A team from the Archaeology Institute UHI and ORCA, together with a small army of volunteers, have been out inspecting the fragile archaeology around a medieval cemetery at Newark, Deerness, Orkney.
Storms in January and February have badly affected Newark and disrupted many of the protective measures carefully put in place in the months previously.
The site is being actively watched over by Deerness residents and by volunteers from across Orkney, including students and staff from the Archaeology Institute UHI.
We know that sandbags are not the answer to protecting the site in the long term but they do provide some protection.
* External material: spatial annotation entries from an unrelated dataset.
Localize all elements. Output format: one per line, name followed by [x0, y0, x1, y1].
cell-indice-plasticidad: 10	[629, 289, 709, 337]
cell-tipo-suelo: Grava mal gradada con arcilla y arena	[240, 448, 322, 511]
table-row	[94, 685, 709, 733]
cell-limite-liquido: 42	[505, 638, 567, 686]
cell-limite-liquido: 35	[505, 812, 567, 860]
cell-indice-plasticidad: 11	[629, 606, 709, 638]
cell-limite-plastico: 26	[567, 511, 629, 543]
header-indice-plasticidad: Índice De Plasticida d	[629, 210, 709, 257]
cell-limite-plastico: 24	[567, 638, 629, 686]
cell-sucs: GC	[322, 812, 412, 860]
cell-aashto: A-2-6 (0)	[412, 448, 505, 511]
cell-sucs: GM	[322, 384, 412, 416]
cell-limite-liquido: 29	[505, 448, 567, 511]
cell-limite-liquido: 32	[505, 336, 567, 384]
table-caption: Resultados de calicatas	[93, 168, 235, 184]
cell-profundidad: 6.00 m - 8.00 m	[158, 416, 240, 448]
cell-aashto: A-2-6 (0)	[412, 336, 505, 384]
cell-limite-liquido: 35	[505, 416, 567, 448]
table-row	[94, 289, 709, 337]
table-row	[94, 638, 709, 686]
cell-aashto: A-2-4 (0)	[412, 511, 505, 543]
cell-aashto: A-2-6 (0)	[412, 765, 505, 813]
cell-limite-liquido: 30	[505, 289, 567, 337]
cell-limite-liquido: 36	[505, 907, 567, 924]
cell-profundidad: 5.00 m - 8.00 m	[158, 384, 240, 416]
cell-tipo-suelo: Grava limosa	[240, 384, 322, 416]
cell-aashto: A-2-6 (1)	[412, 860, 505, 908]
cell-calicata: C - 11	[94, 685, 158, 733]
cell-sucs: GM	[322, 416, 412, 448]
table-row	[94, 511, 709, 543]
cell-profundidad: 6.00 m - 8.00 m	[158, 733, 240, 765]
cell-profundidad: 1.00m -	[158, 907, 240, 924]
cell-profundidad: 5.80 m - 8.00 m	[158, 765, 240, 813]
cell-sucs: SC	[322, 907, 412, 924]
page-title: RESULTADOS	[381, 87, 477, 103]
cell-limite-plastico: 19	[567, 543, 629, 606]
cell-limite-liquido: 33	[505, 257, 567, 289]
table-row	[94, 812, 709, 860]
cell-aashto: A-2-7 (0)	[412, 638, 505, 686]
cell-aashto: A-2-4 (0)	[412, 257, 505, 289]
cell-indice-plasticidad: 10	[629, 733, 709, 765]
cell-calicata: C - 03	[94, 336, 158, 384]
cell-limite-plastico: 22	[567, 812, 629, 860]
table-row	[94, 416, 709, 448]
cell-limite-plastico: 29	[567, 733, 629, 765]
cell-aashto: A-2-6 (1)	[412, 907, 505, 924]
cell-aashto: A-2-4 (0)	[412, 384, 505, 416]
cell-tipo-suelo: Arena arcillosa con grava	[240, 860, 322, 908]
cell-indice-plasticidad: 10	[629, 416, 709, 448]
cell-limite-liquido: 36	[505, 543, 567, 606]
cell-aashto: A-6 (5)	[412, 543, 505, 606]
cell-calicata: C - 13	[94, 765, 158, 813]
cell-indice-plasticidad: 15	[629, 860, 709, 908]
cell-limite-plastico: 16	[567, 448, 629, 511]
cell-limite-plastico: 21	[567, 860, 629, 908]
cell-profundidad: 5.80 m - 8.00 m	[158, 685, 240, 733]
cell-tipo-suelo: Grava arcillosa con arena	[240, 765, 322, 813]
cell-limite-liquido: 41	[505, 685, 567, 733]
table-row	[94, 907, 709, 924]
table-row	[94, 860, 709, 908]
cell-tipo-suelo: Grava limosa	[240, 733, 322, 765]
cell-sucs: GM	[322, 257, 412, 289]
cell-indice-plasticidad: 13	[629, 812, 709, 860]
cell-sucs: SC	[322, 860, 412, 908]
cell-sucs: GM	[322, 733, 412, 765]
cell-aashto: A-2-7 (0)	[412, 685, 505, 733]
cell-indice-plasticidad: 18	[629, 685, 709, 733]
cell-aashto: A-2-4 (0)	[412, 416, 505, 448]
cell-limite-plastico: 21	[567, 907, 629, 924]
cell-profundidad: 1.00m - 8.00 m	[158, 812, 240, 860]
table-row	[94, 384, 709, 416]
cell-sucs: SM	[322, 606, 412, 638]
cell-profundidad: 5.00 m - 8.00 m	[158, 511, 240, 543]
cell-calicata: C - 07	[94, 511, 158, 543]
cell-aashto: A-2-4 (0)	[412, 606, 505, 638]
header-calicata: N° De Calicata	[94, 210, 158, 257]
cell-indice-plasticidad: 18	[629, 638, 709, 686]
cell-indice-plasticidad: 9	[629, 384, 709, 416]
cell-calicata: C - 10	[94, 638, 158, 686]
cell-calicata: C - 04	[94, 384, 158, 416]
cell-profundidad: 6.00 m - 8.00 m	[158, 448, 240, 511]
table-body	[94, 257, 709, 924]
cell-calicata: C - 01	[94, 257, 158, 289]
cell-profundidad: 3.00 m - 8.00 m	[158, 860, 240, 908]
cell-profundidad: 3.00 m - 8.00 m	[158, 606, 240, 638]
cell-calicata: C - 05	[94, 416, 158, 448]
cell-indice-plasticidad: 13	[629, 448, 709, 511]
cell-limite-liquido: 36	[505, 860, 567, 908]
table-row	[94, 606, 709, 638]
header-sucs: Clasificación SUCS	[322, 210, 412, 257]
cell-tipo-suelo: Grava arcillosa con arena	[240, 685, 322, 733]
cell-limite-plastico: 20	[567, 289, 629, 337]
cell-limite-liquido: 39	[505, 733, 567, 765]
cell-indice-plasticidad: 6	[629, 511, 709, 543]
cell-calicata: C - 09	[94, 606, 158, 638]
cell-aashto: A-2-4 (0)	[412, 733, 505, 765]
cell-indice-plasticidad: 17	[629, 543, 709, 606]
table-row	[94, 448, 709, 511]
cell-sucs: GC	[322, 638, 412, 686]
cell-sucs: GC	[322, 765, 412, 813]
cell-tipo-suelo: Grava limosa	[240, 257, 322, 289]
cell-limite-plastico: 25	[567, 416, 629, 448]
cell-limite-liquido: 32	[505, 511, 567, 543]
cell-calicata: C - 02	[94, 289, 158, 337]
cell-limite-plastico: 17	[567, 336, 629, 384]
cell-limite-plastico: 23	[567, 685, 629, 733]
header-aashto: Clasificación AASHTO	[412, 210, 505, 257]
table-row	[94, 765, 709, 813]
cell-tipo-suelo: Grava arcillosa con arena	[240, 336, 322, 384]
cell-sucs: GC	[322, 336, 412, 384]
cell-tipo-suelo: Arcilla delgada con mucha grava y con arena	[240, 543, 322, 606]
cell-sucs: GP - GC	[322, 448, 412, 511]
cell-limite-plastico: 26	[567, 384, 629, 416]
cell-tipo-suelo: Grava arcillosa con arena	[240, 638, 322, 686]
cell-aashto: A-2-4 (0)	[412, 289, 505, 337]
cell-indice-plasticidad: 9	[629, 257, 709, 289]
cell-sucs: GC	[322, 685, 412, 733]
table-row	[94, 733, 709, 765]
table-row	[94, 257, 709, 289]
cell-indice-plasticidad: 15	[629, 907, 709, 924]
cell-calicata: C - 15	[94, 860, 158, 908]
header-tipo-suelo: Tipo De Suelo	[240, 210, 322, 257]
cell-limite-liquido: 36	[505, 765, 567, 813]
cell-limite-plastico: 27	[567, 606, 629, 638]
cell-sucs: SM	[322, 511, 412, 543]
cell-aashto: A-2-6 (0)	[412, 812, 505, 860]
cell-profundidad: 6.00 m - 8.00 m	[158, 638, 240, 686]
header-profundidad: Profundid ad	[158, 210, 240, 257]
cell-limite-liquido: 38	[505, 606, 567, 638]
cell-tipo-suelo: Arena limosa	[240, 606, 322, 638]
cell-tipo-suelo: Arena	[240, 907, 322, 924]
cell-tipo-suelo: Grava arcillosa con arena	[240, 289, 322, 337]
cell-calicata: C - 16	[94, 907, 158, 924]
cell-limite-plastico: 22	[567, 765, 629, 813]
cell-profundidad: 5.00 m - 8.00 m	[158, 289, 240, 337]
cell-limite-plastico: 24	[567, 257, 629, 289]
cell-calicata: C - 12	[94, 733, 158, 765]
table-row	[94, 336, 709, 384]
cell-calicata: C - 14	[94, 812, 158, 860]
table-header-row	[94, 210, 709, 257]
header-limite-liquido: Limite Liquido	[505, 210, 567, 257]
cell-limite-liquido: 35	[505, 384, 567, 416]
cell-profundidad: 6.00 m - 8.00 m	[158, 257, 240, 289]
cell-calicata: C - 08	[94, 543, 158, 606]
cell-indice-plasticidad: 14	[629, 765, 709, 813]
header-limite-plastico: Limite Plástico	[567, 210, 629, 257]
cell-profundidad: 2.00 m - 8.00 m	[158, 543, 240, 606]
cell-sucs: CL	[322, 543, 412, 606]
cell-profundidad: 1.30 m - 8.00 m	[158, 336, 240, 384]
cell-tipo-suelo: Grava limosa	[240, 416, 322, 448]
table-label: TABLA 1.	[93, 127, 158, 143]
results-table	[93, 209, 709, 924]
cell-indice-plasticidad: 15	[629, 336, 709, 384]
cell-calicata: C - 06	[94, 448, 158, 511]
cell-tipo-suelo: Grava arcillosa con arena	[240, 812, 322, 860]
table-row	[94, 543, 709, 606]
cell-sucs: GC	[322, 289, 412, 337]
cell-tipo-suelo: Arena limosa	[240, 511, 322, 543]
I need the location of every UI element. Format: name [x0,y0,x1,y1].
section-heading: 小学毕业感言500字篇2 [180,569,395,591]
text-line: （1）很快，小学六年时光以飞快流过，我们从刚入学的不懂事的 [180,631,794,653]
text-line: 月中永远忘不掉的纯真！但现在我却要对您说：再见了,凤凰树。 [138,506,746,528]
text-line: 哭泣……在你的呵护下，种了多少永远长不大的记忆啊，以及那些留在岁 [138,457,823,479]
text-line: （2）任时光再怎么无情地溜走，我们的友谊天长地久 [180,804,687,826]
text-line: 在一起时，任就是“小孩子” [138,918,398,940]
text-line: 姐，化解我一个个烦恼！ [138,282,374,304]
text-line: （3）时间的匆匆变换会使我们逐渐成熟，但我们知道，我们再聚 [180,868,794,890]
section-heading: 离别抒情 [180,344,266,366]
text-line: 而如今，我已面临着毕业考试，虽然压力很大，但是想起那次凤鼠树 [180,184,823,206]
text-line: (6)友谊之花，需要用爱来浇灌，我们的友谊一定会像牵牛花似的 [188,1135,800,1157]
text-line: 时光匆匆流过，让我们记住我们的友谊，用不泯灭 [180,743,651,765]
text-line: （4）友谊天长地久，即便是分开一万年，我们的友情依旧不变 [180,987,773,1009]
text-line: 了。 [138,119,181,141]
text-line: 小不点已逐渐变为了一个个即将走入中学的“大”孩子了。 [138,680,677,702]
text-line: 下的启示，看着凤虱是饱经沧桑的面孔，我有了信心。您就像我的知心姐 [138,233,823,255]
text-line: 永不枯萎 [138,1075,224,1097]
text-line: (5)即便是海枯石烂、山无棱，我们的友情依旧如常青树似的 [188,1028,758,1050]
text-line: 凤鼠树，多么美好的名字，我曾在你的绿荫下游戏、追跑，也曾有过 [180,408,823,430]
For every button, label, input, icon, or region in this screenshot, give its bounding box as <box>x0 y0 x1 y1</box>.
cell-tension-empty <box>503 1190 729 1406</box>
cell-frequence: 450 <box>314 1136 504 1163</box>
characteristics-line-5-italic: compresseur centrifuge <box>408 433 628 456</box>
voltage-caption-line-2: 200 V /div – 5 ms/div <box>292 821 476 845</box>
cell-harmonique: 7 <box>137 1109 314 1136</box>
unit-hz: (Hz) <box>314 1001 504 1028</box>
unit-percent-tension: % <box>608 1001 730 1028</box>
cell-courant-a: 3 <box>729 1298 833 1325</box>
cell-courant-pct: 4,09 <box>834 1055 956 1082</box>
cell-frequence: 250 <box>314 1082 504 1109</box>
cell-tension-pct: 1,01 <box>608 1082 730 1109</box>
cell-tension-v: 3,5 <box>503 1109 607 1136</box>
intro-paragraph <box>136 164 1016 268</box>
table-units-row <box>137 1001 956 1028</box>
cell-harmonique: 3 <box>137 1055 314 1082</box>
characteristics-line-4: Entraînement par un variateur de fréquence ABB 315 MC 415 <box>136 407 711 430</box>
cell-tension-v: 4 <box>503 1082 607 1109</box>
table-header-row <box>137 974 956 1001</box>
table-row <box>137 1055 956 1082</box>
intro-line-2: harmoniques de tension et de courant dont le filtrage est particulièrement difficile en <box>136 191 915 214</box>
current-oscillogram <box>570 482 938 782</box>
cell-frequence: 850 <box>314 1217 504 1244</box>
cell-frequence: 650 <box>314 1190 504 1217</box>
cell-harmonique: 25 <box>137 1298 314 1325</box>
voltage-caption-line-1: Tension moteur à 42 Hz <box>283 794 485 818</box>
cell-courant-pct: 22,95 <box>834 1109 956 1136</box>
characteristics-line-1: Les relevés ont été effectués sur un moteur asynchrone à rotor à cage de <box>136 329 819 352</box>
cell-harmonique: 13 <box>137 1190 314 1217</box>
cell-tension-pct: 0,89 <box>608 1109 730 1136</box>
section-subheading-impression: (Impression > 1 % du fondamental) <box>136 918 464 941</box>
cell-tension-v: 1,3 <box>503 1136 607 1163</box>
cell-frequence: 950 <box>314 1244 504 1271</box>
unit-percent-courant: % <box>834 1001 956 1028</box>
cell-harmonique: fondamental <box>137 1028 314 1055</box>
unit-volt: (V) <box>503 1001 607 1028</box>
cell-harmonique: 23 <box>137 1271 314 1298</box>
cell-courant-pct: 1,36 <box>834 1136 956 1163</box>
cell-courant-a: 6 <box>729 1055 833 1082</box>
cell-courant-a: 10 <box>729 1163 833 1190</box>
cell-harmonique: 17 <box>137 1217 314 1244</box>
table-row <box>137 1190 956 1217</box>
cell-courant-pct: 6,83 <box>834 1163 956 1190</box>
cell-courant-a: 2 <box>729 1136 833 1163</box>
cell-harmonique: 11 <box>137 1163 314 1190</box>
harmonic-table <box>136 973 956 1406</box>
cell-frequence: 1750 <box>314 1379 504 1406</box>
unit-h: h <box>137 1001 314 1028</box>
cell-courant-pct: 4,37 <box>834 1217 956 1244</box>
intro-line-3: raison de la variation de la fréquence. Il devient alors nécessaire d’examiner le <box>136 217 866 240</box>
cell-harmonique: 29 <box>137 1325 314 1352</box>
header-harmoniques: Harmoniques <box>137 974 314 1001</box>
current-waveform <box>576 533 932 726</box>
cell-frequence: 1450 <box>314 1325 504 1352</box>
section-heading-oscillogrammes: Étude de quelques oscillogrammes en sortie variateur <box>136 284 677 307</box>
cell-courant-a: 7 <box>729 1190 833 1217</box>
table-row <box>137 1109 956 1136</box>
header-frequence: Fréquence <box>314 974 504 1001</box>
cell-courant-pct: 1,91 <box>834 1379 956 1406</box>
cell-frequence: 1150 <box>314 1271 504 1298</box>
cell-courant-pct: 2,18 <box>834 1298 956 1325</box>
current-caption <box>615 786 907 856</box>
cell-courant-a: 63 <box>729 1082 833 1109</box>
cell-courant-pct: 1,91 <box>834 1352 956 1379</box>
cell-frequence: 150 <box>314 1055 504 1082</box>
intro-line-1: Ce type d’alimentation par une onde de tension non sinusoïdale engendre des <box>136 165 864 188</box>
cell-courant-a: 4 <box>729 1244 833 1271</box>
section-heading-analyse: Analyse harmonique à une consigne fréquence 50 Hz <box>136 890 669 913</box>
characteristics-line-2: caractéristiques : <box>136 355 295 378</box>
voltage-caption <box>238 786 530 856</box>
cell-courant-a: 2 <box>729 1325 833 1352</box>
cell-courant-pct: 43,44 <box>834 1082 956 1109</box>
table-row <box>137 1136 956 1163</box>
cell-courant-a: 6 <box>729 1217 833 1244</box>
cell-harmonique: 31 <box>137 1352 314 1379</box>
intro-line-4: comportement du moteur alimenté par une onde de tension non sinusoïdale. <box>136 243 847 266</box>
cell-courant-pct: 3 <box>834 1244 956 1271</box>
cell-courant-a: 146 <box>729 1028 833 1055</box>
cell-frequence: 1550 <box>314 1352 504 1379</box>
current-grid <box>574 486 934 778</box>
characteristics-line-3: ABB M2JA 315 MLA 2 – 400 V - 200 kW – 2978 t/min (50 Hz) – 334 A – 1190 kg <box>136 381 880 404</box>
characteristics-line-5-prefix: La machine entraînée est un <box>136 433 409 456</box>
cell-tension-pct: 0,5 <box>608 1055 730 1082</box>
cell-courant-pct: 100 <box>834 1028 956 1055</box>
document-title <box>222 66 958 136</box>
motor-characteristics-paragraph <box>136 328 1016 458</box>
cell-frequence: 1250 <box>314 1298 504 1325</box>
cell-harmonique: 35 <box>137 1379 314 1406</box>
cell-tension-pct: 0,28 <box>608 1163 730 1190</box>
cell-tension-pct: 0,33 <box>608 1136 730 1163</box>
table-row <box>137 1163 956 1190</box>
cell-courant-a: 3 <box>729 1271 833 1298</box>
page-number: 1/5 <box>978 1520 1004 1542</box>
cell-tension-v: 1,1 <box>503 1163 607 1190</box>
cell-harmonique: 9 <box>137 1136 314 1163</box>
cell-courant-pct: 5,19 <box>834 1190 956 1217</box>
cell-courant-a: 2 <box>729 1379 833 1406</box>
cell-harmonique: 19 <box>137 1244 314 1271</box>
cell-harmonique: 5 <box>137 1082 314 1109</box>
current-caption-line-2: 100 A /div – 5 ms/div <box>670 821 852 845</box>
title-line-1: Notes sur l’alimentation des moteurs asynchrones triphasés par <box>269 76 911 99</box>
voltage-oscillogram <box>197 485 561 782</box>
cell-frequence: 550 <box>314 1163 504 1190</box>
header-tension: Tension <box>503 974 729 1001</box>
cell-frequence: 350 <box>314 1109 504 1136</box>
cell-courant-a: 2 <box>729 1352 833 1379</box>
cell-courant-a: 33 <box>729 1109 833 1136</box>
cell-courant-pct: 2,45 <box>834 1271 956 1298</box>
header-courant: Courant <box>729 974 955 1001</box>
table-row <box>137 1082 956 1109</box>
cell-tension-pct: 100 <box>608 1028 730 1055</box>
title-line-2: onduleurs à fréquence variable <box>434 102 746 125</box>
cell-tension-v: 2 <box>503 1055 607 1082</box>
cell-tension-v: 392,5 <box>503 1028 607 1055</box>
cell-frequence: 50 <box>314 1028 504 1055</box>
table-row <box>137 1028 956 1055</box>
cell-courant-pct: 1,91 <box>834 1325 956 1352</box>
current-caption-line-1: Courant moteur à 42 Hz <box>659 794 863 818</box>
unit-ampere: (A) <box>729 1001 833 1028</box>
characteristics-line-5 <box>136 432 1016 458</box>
As soon as the weather makes it safe to replace and secure them again, we’ll put out a shout for help.
In the meantime if you find bags blowing about, please gather them up, weigh them down near the car park (in a sheltered place) and if we can re-use them, we will.
As a separate issue from the protection of the site, Historic Environment Scotland is funding a major three-year study of the site and the human remains.
Currently a major report is being compiled of all that’s been done at Newark in the past, what we know about the site and what needs to be done for the future to best understand it and all that’s found there. The work is being carried out by ORCA and led by a steering group made up of landowner, volunteers, archaeologists and Gail Drinkall of Orkney Museum.
Years two and three of the project will be examining the human remains, completing DNA analysis and other work to determine as much as we can about the many folk buried there.
We know that people were interred at Newark between the 6th and 15th centuries A.D. (https://canmore.org.uk/site/3033/newark) and that their remains may hold information about the little-understood Pictish/Viking transition in Orkney. Many remains were excavated 50 years ago and are safely preserved.
A major exhibition about Newark and all our findings will take place in the Orkney Museum over the summer of 2022, and other grants are being applied for in order to extend the project, to complete further research, but we fear indeed that the sea will ultimately win the battle.
In the meantime, please respect this site of human burial and be aware that it’s not safe around the site at present due to undermined banks and boulders making walking dangerous. We will continue to do what we can and if you want to help, watch out for the next call for volunteers.